The Bishop of L. has been already spoken of, and in terms with which it is hoped his Lordship will express no dissatisfaction. He surely can have no reluctance to confess, that his name is not improperly inserted in this catalogue.
This may be no unsuitable place to insert a whimsical anecdote of his Lordship, which though of a humble and indeed insignificant denomination, may surely be called a fortunate incident.
Some time after his Lordship had been appointed to the Deanery of the Metropolitan Church, he retained his confidential situation about the person of Mr. Pitt, and regularly every morning attended the minister in Downing-street, when in residence at St. Paul’s. Returning one evening from Westminster to the city, he somewhere at the bottom of the Strand pulled out his handkerchief, and with it, as afterwards appeared, his purse. He heard it fall, and remarked the spot, but his natural shortness of sight, added to the darkness of the evening, prevented his finding it. On his walking the next morning to Westminster, his Lordship paused at the place where the accident had happened the night before, and actually saw his purse, which had just slipped off the curb-stone, and probably had been overlooked by ten thousand passengers.

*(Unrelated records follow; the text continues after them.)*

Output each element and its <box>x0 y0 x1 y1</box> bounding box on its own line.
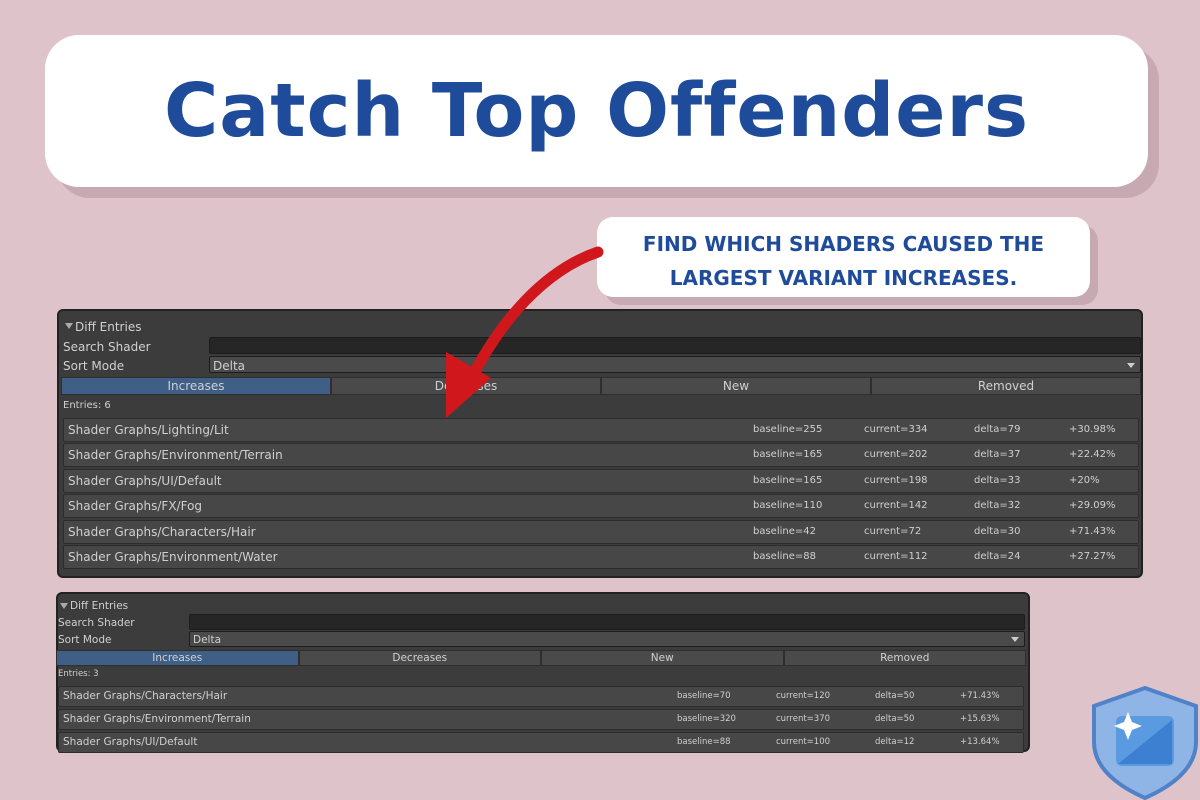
entry-stat: baseline=88 <box>677 737 731 748</box>
shader-name: Shader Graphs/FX/Fog <box>68 499 203 514</box>
entry-stat: +29.09% <box>1069 500 1116 512</box>
entry-stat: baseline=165 <box>753 449 823 461</box>
entry-stat: baseline=42 <box>753 525 816 537</box>
entry-row[interactable]: Shader Graphs/Environment/Water baseline=… <box>63 545 1139 569</box>
tab[interactable]: Removed <box>871 377 1141 395</box>
entry-stat: +27.27% <box>1069 551 1116 562</box>
entry-stat: +20% <box>1069 474 1100 486</box>
tab[interactable]: New <box>601 377 871 395</box>
entry-stat: delta=33 <box>974 474 1021 486</box>
entry-stat: delta=30 <box>974 525 1021 537</box>
shader-name: Shader Graphs/Characters/Hair <box>63 690 228 703</box>
entry-row[interactable]: Shader Graphs/Environment/Terrain baselin… <box>63 443 1139 468</box>
sort-label: Sort Mode <box>63 359 125 373</box>
section-label: Diff Entries <box>75 320 142 334</box>
callout: FIND WHICH SHADERS CAUSED THE LARGEST VA… <box>597 217 1090 297</box>
entry-stat: baseline=255 <box>753 424 823 435</box>
entry-stat: current=112 <box>864 551 928 562</box>
entry-stat: current=142 <box>864 500 928 512</box>
search-field[interactable] <box>189 614 1025 630</box>
shader-name: Shader Graphs/Lighting/Lit <box>68 423 229 437</box>
search-field[interactable] <box>209 337 1141 354</box>
foldout-arrow[interactable] <box>60 603 68 609</box>
entry-stat: baseline=320 <box>677 714 736 725</box>
entry-row[interactable]: Shader Graphs/Lighting/Lit baseline=255 cu… <box>63 418 1139 442</box>
entry-row[interactable]: Shader Graphs/FX/Fog baseline=110 current=… <box>63 494 1139 519</box>
tab[interactable]: Increases <box>56 650 299 666</box>
entry-stat: +13.64% <box>960 737 1000 748</box>
entry-stat: delta=50 <box>875 691 915 702</box>
entry-stat: +30.98% <box>1069 424 1116 435</box>
entry-row[interactable]: Shader Graphs/UI/Default baseline=165 curr… <box>63 468 1139 493</box>
shader-name: Shader Graphs/Characters/Hair <box>68 524 256 539</box>
tab[interactable]: Decreases <box>331 377 601 395</box>
sort-value: Delta <box>213 359 246 373</box>
tab[interactable]: New <box>541 650 784 666</box>
entry-stat: +71.43% <box>1069 525 1116 537</box>
sort-dropdown[interactable]: Delta <box>189 631 1025 647</box>
entry-stat: baseline=88 <box>753 551 816 562</box>
entries-count: Entries: 3 <box>58 669 99 679</box>
entry-stat: +15.63% <box>960 714 1000 725</box>
entry-stat: +71.43% <box>960 691 1000 702</box>
entry-stat: current=202 <box>864 449 928 461</box>
entry-stat: delta=24 <box>974 551 1021 562</box>
entry-stat: current=198 <box>864 474 928 486</box>
shader-name: Shader Graphs/UI/Default <box>63 736 198 749</box>
entry-stat: delta=12 <box>875 737 915 748</box>
entry-stat: delta=32 <box>974 500 1021 512</box>
entry-stat: current=334 <box>864 424 928 435</box>
tab[interactable]: Decreases <box>298 650 541 666</box>
section-label: Diff Entries <box>70 600 129 612</box>
dropdown-caret <box>1011 637 1019 642</box>
foldout-arrow[interactable] <box>65 323 73 329</box>
tab[interactable]: Increases <box>61 377 331 395</box>
search-label: Search Shader <box>58 617 135 629</box>
sort-label: Sort Mode <box>58 634 112 646</box>
title-card: Catch Top Offenders <box>45 35 1148 187</box>
title: Catch Top Offenders <box>163 68 1029 154</box>
entry-row[interactable]: Shader Graphs/Characters/Hair baseline=70… <box>58 686 1024 707</box>
diff-panel: Diff Entries Search Shader Sort Mode Delta I… <box>56 592 1030 753</box>
entry-stat: baseline=165 <box>753 474 823 486</box>
entry-row[interactable]: Shader Graphs/Environment/Terrain baselin… <box>58 709 1024 730</box>
entry-stat: baseline=110 <box>753 500 823 512</box>
shader-name: Shader Graphs/UI/Default <box>68 473 222 488</box>
entry-row[interactable]: Shader Graphs/Characters/Hair baseline=42… <box>63 519 1139 544</box>
search-label: Search Shader <box>63 340 151 354</box>
callout-line: LARGEST VARIANT INCREASES. <box>669 266 1018 290</box>
diff-panel: Diff Entries Search Shader Sort Mode Delta I… <box>57 309 1143 578</box>
entry-stat: current=120 <box>776 691 831 702</box>
entry-stat: delta=50 <box>875 714 915 725</box>
shield-icon <box>1092 685 1198 800</box>
entry-stat: delta=37 <box>974 449 1021 461</box>
sort-dropdown[interactable]: Delta <box>209 356 1141 373</box>
shader-name: Shader Graphs/Environment/Terrain <box>63 713 251 726</box>
entry-stat: current=100 <box>776 737 831 748</box>
entry-stat: current=370 <box>776 714 831 725</box>
entry-stat: current=72 <box>864 525 922 537</box>
shader-name: Shader Graphs/Environment/Water <box>68 550 278 564</box>
tab[interactable]: Removed <box>783 650 1026 666</box>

The two next examples of good fortune going as it were hand in hand with merit universally allowed, reflect the highest honour upon Lord Sidmouth, who was Prime Minister at the time. It is indeed no more than an act of candour and justice to this noble Lord, to acknowledge, that during the whole period of his enjoyment of power, short indeed, but in this at least memorable, the ecclesiastical offices in the appointment of the Crown, were well and honourably filled by individuals, whose sole recommendations were their learning, their piety, and their virtue: of which these two persons about to be mentioned, were conspicuous examples.
The first of these excellent men was Bishop H. who had for a long series of years honourably and usefully distinguished himself in a great seminary, by superintending the morals and the education of youth.
He was ever remarkable for his sound learning, and his conscientious, firm, and consistent discharge of all his duties. It is therefore hardly necessary to add, that his appointment to this high office, diffused universal satisfaction among all the true friends of the church.
The next appointment of the kind is entitled to the same language of panegyric, whether we consider the discernment and disinterested generosity of the patron, or the great and various merits of the person promoted.